Ausgabe 23 - 1998berliner stadtzeitung
scheinschlag

Diese Ausgabe

Inhaltsverzeichnis


Zur Homepage

Berlin 1898

Kabel aus Schöneweide (Teil 3)

Wir betreten eine riesige Halle, die Verseilerei. Die Seilbahnen gehen durch die ganze Länger der aus Glas und Eisen konstruierten Hallen, die ebenso hell und luftig wie frei von Dampf und Dunst sind. Der elektrische Betrieb hat eben den Vorzug großer Reinlichkeit für sich. Ein Draht von ungefähr zwei Millimeter Stärke, der sich von einer Spindel abwickelt, tritt in die trichterförmige Öffnung einer Radachse und wird dabei von sechs anderen Kupferdrähten spiralförmig umwunden. Das so entstandene Kupferseil passiert nach kurzer Strecke wieder die Mitte eines mit Drahtspindeln besetzten rotierenden Rades und wird hier mit zwölf anderen, gleich starken Kupferdrähten umsponnen, in der nächsten Station mit achtzehn und zuletzt mit vierundzwanzig Kupferdrähten.

Das Kupferseil hat nun eine ansehnliche Stärke, die Seele des Kabels ist fertig und muss jetzt nur noch mit den nötigen Schutzhüllen umgeben werden. Das Seil passiert die Achse eines Rades, das mit zahlreichen Jutespindeln besetzt ist. Die das Kupfer umhüllende Jute soll es isolieren. Bei dünneren Kabeln verwendet man Gummi, doch ist der Gummipreis in letzter Zeit so stark gestiegen, dass dieses Material für dicke Kabel zu teuer geworden ist. Doch zieht Jute leider Feuchtigkeit an. Deshalb bringt man das Kabel in einen luftdicht verschlossenen sogenannten Vakuumkessel. Durch Hitze wird hier das Wasser aus der Juteumhüllung herausgetrieben und schlägt sich außerhalb des Kessels als Wassertropfen nieder.

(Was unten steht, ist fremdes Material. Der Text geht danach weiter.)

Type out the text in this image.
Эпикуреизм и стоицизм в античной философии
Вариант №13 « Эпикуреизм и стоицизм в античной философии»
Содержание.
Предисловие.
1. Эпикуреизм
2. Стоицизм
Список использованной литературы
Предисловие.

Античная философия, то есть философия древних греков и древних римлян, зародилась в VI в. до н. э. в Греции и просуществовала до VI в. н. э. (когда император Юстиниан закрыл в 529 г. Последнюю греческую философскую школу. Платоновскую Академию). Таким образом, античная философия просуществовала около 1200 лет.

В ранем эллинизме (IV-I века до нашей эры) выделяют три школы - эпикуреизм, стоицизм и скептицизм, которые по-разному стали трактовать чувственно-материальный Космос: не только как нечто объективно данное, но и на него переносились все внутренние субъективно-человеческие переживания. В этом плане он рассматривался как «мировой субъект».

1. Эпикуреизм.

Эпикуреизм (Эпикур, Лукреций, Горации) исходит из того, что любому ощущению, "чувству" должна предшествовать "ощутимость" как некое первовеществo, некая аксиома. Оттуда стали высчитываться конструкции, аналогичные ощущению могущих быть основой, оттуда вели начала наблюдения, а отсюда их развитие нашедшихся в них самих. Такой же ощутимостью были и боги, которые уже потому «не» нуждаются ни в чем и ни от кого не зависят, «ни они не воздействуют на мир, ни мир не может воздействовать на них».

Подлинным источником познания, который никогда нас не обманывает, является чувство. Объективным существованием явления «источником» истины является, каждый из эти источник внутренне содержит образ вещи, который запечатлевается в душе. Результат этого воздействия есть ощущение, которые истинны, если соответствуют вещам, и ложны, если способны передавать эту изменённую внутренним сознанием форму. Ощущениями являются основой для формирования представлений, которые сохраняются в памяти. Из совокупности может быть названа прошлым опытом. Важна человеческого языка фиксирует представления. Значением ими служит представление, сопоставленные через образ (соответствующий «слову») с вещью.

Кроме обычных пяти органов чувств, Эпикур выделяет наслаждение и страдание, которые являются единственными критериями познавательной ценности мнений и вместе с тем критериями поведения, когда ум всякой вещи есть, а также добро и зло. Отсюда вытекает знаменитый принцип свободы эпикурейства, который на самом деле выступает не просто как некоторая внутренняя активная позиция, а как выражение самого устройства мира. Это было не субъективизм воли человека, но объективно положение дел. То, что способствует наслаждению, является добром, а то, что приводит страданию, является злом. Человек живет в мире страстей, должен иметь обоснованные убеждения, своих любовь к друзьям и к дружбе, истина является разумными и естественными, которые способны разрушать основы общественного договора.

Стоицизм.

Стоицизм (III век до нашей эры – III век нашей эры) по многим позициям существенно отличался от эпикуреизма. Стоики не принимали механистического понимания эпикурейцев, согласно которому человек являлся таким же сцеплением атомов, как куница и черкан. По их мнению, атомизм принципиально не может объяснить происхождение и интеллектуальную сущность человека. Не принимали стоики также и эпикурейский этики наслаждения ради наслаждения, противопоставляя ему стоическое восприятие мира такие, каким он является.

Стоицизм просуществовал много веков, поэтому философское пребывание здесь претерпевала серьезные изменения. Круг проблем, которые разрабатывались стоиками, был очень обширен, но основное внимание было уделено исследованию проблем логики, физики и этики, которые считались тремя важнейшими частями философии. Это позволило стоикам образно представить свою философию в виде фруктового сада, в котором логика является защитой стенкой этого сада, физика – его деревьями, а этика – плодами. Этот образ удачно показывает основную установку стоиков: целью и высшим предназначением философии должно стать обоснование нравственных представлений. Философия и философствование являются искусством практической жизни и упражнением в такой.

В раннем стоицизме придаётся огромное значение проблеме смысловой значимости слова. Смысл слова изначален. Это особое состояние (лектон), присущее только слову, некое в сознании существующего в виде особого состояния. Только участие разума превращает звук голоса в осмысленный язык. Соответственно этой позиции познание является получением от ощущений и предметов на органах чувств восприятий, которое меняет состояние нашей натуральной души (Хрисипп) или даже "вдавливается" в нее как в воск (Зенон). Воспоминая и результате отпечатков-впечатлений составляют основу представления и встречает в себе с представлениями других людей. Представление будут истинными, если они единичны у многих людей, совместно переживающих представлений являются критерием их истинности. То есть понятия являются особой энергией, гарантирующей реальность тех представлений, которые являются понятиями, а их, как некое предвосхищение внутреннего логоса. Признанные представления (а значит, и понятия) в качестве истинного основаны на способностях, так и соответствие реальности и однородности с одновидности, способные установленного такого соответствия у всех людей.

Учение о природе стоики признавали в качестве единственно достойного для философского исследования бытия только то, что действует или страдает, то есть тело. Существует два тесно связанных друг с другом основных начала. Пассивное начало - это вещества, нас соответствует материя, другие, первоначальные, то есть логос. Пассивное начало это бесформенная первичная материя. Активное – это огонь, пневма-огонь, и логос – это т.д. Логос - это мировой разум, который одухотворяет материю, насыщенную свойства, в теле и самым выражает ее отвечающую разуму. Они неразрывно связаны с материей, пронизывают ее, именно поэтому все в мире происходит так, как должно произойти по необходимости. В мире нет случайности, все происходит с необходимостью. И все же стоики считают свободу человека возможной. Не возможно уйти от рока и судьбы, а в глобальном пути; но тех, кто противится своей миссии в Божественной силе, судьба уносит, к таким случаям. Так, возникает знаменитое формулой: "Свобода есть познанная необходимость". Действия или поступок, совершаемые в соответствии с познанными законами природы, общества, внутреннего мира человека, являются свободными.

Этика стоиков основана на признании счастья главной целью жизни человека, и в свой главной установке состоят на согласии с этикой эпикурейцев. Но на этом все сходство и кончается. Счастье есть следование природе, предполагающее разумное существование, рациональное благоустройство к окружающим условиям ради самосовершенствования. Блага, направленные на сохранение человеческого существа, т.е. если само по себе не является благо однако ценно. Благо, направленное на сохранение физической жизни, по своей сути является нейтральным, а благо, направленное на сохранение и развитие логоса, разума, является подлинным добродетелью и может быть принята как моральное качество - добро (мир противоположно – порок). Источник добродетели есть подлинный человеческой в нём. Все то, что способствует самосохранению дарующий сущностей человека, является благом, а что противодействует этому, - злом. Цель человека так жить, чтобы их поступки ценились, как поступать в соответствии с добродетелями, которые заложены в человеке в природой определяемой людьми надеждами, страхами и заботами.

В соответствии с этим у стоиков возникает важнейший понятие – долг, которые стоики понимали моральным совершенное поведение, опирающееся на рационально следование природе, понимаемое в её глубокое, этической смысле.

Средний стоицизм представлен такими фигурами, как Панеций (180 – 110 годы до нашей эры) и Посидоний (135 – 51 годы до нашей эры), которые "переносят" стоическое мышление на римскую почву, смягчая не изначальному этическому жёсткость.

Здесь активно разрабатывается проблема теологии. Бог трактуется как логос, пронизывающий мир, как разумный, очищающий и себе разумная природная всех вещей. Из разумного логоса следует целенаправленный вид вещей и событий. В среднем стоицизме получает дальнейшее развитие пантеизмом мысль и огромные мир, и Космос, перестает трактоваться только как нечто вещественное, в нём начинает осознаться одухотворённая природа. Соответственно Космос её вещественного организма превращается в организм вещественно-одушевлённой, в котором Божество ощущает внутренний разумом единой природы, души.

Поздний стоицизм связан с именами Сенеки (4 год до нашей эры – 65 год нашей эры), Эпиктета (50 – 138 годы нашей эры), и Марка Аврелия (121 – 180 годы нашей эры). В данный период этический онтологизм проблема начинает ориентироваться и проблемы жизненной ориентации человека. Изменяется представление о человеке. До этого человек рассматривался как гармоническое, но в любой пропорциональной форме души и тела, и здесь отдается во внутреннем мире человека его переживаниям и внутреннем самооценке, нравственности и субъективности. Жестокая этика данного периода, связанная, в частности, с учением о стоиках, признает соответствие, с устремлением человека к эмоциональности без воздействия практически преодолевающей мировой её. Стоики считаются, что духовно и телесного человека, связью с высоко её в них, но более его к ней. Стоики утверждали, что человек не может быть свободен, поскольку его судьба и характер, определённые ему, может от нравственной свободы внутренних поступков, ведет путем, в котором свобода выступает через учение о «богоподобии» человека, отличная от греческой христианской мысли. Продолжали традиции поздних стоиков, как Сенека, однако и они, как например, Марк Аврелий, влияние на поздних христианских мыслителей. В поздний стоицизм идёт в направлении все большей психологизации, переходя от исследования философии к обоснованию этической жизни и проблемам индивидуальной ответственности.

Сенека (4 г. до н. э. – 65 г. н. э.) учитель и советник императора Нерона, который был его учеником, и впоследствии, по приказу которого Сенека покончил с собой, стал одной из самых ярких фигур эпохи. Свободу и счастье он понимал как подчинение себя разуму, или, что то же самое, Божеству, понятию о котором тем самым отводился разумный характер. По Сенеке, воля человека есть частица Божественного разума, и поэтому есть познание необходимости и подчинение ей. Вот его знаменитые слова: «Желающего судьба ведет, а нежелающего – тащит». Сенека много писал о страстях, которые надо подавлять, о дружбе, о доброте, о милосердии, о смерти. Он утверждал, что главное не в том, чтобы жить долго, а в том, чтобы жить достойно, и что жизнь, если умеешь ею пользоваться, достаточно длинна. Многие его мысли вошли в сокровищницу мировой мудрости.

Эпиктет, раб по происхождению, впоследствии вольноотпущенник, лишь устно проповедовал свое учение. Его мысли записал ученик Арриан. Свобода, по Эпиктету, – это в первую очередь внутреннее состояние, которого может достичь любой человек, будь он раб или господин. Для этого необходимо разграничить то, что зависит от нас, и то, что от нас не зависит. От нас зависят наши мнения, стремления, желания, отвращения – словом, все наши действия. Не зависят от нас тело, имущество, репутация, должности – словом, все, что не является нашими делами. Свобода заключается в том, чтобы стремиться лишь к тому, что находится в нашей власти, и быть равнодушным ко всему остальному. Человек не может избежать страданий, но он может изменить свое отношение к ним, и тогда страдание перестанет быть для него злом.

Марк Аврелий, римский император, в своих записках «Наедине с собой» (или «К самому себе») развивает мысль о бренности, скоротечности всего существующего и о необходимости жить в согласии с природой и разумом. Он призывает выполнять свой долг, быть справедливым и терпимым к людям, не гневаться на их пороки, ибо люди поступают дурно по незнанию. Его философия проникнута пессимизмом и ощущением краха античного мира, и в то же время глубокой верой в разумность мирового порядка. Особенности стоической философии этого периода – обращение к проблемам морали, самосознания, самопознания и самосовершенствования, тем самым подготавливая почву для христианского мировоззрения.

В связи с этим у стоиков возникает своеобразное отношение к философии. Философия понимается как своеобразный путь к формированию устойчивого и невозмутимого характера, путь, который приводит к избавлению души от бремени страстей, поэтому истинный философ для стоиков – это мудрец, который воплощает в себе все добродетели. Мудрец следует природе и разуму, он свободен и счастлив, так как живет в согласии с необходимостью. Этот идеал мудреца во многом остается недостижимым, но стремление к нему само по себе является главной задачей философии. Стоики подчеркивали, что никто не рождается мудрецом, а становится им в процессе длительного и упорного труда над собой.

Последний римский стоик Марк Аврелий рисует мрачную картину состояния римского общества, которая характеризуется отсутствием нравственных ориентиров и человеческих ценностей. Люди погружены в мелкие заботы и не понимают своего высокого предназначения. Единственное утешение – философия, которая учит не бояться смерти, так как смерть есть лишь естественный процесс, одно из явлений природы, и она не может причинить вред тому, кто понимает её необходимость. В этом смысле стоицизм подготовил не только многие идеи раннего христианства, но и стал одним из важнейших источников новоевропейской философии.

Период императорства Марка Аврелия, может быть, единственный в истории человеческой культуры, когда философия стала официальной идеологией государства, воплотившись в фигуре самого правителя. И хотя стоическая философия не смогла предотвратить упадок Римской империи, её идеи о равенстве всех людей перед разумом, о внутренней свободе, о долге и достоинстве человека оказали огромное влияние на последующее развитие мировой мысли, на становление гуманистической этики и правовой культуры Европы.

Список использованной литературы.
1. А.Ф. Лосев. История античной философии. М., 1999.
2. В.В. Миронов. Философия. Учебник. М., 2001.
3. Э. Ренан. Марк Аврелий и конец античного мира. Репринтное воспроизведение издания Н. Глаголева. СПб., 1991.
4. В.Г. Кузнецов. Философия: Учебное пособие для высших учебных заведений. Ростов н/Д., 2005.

Danach kommt das Seil sofort in offene Eisenbecken, in denen sich eine teerartige Mischung befindet, deren Zusammensetzung Fabrikgeheimnis ist. Sie überzieht den Jutemantel des Kabels wasserdicht und das Kabel wird in die Bleikabelpresse gebracht. In diesem Raum steht ein Bleischmelzofen, in dessen oberen Teil das Metall durch Stichflammen geschmolzen wird. Es fließt dann durch einen Trichter nach unten. Durch Pressen wird das Kabel luftdicht und nahtlos mit Blei umhüllt und auf eine Kabeltrommel aufgewickelt.

Diese Trommel wird in einen Raum gerollt, in dem sich große Bassins voller Spreewasser befinden. Ein elektrischer Laufkran hebt die Trommel an einer Kette hoch und lässt sie in das Becken, dass sie ganz unter Wasser liegt. Durch Glaswände abgeteilt ist ein Bureau, auf dessen Tischen die feinen, empfindlichen Messapparate stehen, mit denen die Beamten die elektrische Leitungsfähigkeit überprüfen. Nach Bestehen dieser Prüfung wird das Kabel nochmals mit Jute umsponnen und gepanzert, denn sein Bleimantel ist noch nicht Schutz genug. Man umwickelt deshalb auf der Panzermaschine das Bleikabel spiralförmig mit zwei Streifen Bandeisen.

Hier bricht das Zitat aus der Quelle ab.